DZIAŁAMY: "BAJKI EZOPA" FOLD ME!
Nie przyszywam guzików, nie ceruję dziur w skarpetkach, nie naszywam łat. Powiedziałam o tym mężowi odpowiednio wcześnie, by nie mógł mnie posądzić o celowe zatajenie oraz działanie na niekorzyść harmoni i, było nie było, spójności (choćby na okrętkę) ogniska domowego.
A potem pojawiły się dzieci, które za nic mają matczyne słabości. Zdarzyło nam sie razem uszyć smoki z paszczami na zamek błyskawiczny, z gałganków lalkę i supeł(r) królika w płaszczu wyczarować. Ja akceptuję szaleństwo kolorów, faktur i wykrojów, które proponują dzieciaki, one odwdzięczają się bezkrytycznym zachwytem nad krzywo przyszytymi guzikami, fastrygą "nie-rwij-się" i supełkami w najmniej oczekiwanych miejscach. Luz i "i tak NAM się będzie podobać!" działają cuda.
Okazuje się, że po takim "wyluzowanym wychowaniu plastycznym" można mieć kłopoty w szkole: "dziecko nie wykazuje zdolności plastycznych, kreatywności, nie wykazuje się inwencją podczas wykonywania zadań na zadany temat".
STARSZY najprawdopodobniej zda do następnej klasy również z plastyki, ale łatwo nie jest...
- Niech Pani spojrzy! Czy to jest praca na poziomie jedenastolatka?!... Pusto, pusto, tylko morze i piasek, i jedna postać na kocu... To ma być wspomnienie z wakacji?!
(To była plaża, nasza plaża, pusta plaża, może ostatnia taka plaża nad Bałtykiem, ale to tajemnica i się nią z Panią od plastyki na pewno nie podzielę.)
Moja mama tak wspomina dziecięce warsztaty rękodzielncze:
- Ja też musiałam przez to przechodzić, ale z moim matematycznym, sztywnych umysłem... Oglądałam z wami "Domowe Przedszkole", notowałam, a potem... Jejku! Najbardziej to nie lubiłam kleju! Nad tym paskudztwem nie dało się zapanować!
- "Idzie klej i po kolei napotkane rzeczy klei!"- wrzeszczo-recytują ŻelkoŻercy.

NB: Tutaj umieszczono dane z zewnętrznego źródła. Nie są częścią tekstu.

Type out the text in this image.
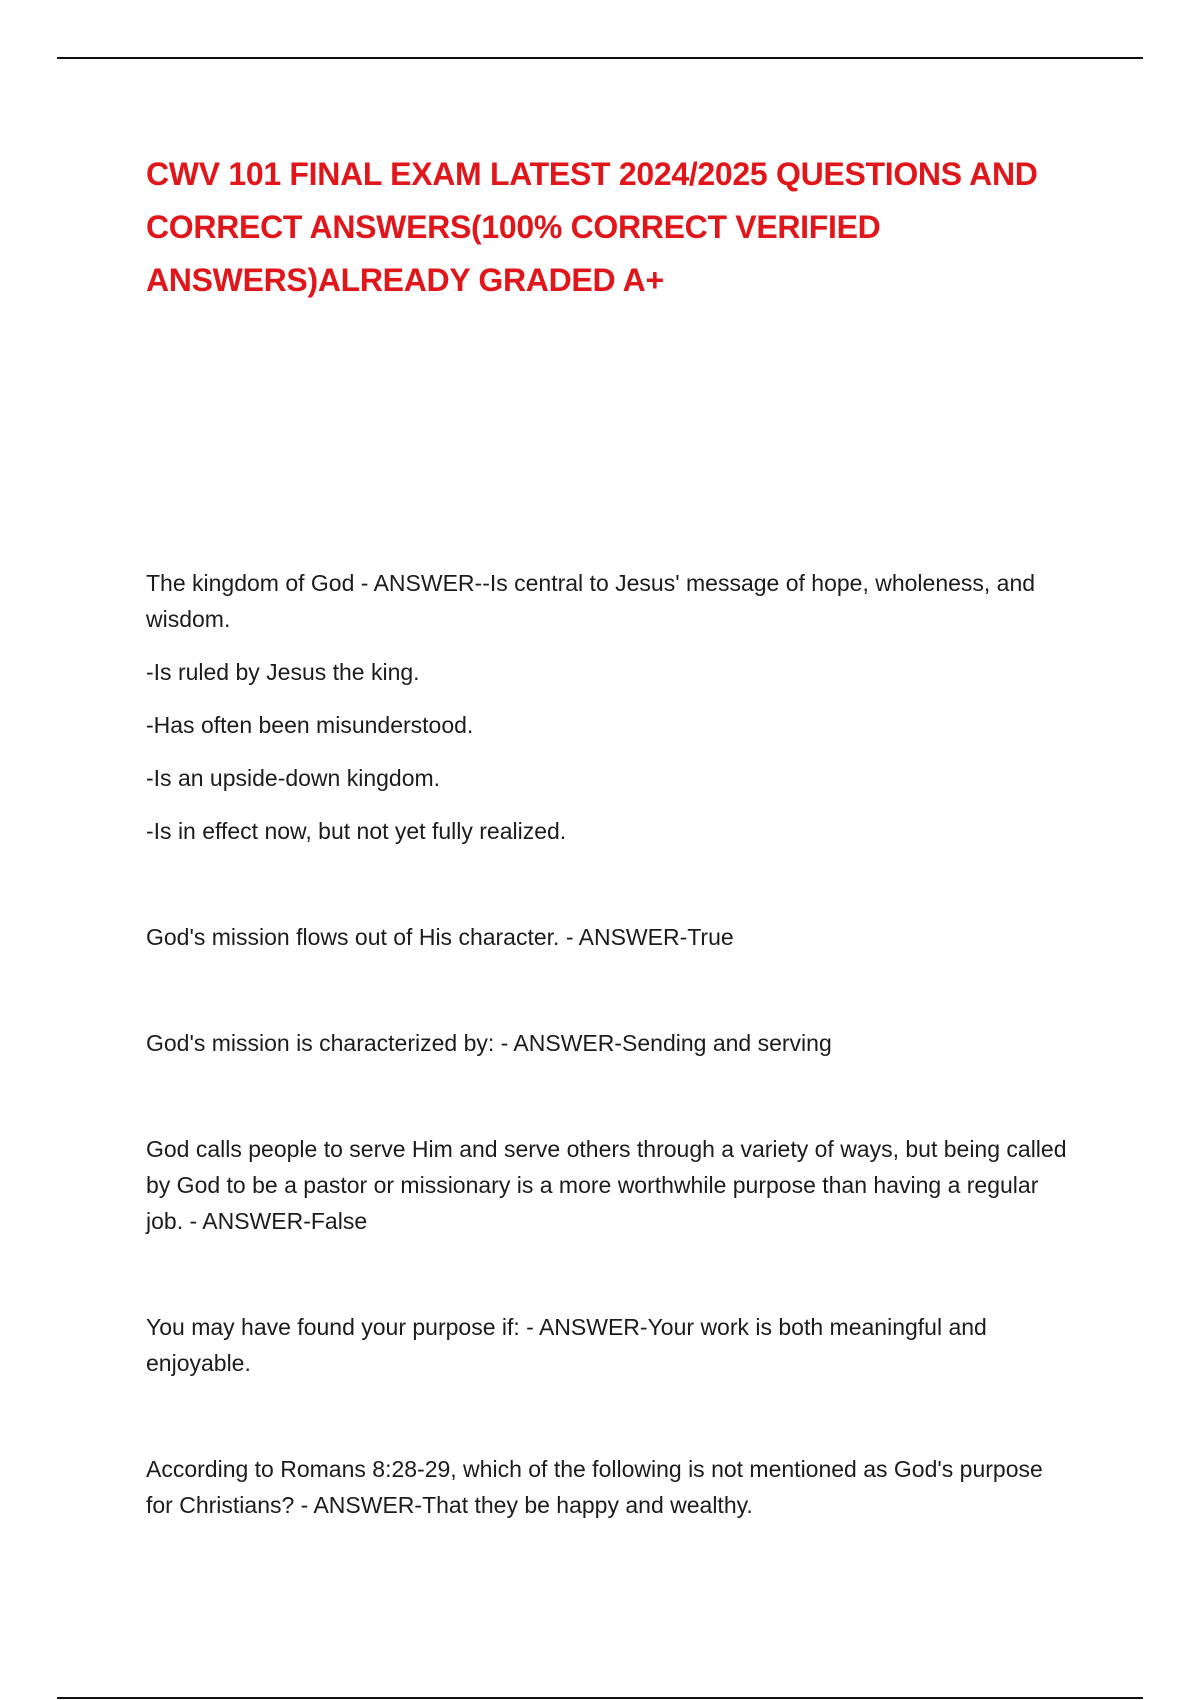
CWV 101 FINAL EXAM LATEST 2024/2025 QUESTIONS AND CORRECT ANSWERS(100% CORRECT VERIFIED ANSWERS)ALREADY GRADED A+

The kingdom of God - ANSWER--Is central to Jesus' message of hope, wholeness, and wisdom.

-Is ruled by Jesus the king.

-Has often been misunderstood.

-Is an upside-down kingdom.

-Is in effect now, but not yet fully realized.

God's mission flows out of His character. - ANSWER-True

God's mission is characterized by: - ANSWER-Sending and serving

God calls people to serve Him and serve others through a variety of ways, but being called by God to be a pastor or missionary is a more worthwhile purpose than having a regular job. - ANSWER-False

You may have found your purpose if: - ANSWER-Your work is both meaningful and enjoyable.

According to Romans 8:28-29, which of the following is not mentioned as God's purpose for Christians? - ANSWER-That they be happy and wealthy.
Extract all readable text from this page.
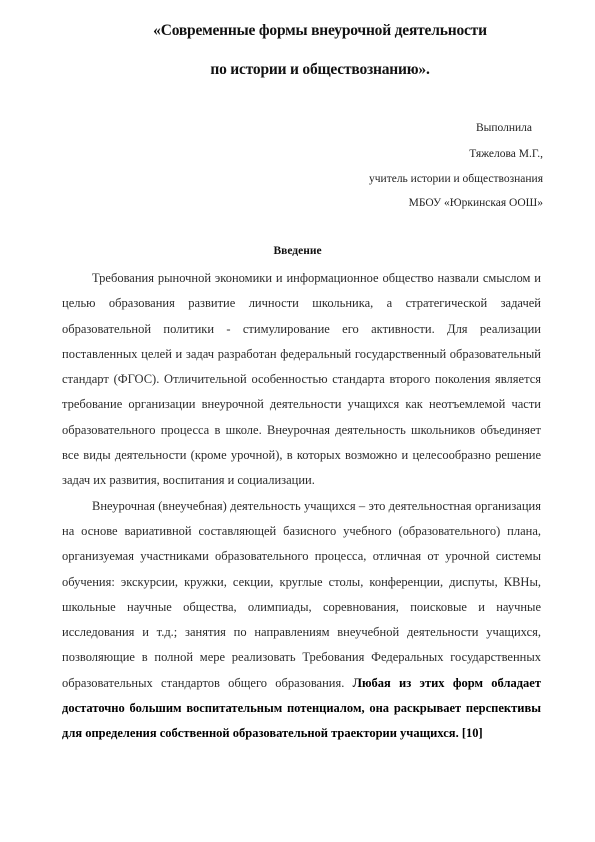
«Современные формы внеурочной деятельности
по истории и обществознанию».
Выполнила
Тяжелова М.Г.,
учитель истории и обществознания
МБОУ «Юркинская ООШ»
Введение

Требования рыночной экономики и информационное общество назвали смыслом и целью образования развитие личности школьника, а стратегической задачей образовательной политики - стимулирование его активности. Для реализации поставленных целей и задач разработан федеральный государственный образовательный стандарт (ФГОС). Отличительной особенностью стандарта второго поколения является требование организации внеурочной деятельности учащихся как неотъемлемой части образовательного процесса в школе. Внеурочная деятельность школьников объединяет все виды деятельности (кроме урочной), в которых возможно и целесообразно решение задач их развития, воспитания и социализации.

Внеурочная (внеучебная) деятельность учащихся – это деятельностная организация на основе вариативной составляющей базисного учебного (образовательного) плана, организуемая участниками образовательного процесса, отличная от урочной системы обучения: экскурсии, кружки, секции, круглые столы, конференции, диспуты, КВНы, школьные научные общества, олимпиады, соревнования, поисковые и научные исследования и т.д.; занятия по направлениям внеучебной деятельности учащихся, позволяющие в полной мере реализовать Требования Федеральных государственных образовательных стандартов общего образования. Любая из этих форм обладает достаточно большим воспитательным потенциалом, она раскрывает перспективы для определения собственной образовательной траектории учащихся. [10]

Ja nie mam "matematycznego, sztywnego umysłu" i zdecydowanie lepiej sobie radzę bez wzorów, reguł i instrukcji obsługi, ale dziś NAJMŁODSZA nie dała mi wyboru...
Przyznaję, łatwo nie było.
Te proste linie wzdłuż których trzeba było ciąć nożyczkami ze spokojem chirurga. Te wszystkie zakrętasy i łamane: mechanika precyzyjna. Potem zgiąć wzdłuż lini przerywanych. Na końcu klej. Wszystko pod wymiar rąk ŻelkoŻerców, ale bez pomocy mamy by się nie udało. Bez pomocy taśmy klejącej też nie... Jak się przez przypadek głowa wilka na pół rozerwie ("się" rozerwie oczywiście) to, no cóż, nasza wypróbowana metoda "zróbmy z tego coś innego" nie działa, trzeba użyć taśmy klejącej.
Gdy już się uda wyciąć, złożyć i skleić, a trzeba przyznać, że dzieciom zapału, energii nie brakowało, a tej ostatniej może nawet miały zbyt dużo... papierowe zwierzaki musiały przejść decydującą próbę. Ja czytałam bajkę dołączoną do zestawu, a MŁODSZY i NAJMŁODSZA animowali figurkami, a potem...
Potem już można było działać po naszemu: owca latała, wilk zjeżdżał z pudełka. Wilk nosił owcę, a owca wilka razy kilka itd., itp. I co najważniejsze: udało nam się nie zniszczyć zwierzaków. Czekają na jutro, bo jutro wyjmiemy z pudełka kolejną bajkę i wytniemy, złożymy, skleimy i przetestujemy kolejne zwierzaki...
- A z pudełka będziemy mogli później zrobić dom weterynarza?!
A w domku schowamy dwie rolki taśmy klejącej i tubę kleju!